At the 2023 Summer Game Fest, Devolver Digital presented a showcase titled "Devolver Direct: The Return of Volvy," with creative direction by Joe Pelling, renowned for his creation of "Don't Hug Me I'm Scared". Pelling took on the roles of writer and director for this 20-minute event, which was produced by Blink Ink. The showcase distinguished itself by combining mockumentary-style footage with the narrative of a live event, ultimately culminating in an unexpected turn of events where the presentation spiraled into chaos. This creative twist highlighted the announcement of Devolver's latest game trailers, featuring the resurgence of 'Volvy,' Devolver's nostalgic nod to classic 90s game mascots, akin to Sonic and Mario, through game sequences from developers such as Nomada, No Brakes Games, Massive Monster Studios, and Dead Toast Entertainment. The presentation was recognized by Vimeo, which awarded it as one of the "Best Branded Staff Picks of 2023".

== Corporate affairs ==
As of December 2024, the company employs 276 people. These included event planning team and staff focused on bringing the company's games to China, though this was later shut down. One key hire was vice-president of mobile publishing Mark Hickey in December 2018, who had been the business manager for Apple Inc.'s App Store.

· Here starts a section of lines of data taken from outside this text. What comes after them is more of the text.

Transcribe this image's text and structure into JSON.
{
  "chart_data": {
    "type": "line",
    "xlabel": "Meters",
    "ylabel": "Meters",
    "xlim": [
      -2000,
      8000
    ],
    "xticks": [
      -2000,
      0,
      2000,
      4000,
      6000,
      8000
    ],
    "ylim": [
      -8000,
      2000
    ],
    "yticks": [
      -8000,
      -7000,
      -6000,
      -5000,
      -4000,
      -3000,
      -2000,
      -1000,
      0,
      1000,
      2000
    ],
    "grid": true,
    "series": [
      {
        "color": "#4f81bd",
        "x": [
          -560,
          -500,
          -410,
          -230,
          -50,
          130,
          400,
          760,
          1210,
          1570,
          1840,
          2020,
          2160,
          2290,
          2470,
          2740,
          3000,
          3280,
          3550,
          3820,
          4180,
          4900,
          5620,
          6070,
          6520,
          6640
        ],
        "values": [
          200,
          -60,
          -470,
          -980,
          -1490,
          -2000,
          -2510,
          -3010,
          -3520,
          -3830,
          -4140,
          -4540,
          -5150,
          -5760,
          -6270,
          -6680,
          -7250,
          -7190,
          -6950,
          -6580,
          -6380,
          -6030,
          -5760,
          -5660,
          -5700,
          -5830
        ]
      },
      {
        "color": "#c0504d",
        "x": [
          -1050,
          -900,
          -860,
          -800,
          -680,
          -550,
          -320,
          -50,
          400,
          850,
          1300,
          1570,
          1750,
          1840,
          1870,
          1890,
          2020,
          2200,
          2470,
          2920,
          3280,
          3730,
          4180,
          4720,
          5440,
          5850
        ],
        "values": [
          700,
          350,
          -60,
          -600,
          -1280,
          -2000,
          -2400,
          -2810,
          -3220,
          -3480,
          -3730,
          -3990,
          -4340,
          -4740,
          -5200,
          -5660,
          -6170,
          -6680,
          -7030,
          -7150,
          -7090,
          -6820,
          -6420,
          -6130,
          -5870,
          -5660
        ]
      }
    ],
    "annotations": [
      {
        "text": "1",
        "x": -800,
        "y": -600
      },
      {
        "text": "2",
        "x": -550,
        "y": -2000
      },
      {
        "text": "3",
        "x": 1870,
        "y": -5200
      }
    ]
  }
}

Devolver Digital operates a film distribution arm, Devolver Digital Films, which was established in 2013. The company also owns another publisher, Good Shepherd Entertainment. A close collaborator to Devolver Digital is Special Reserve Games, a limited-run distributor of physical versions of games. Special Reserve Games was founded in 2016 by CEO Jeff Smith, after he had pitched Wilson the idea of creating a physical release of the PC version of Shadow Warrior 2. Since then, Special Reserve Games has released further physical game releases, limited to only Devolver Digital games, though it is considering to partner with different companies in the future.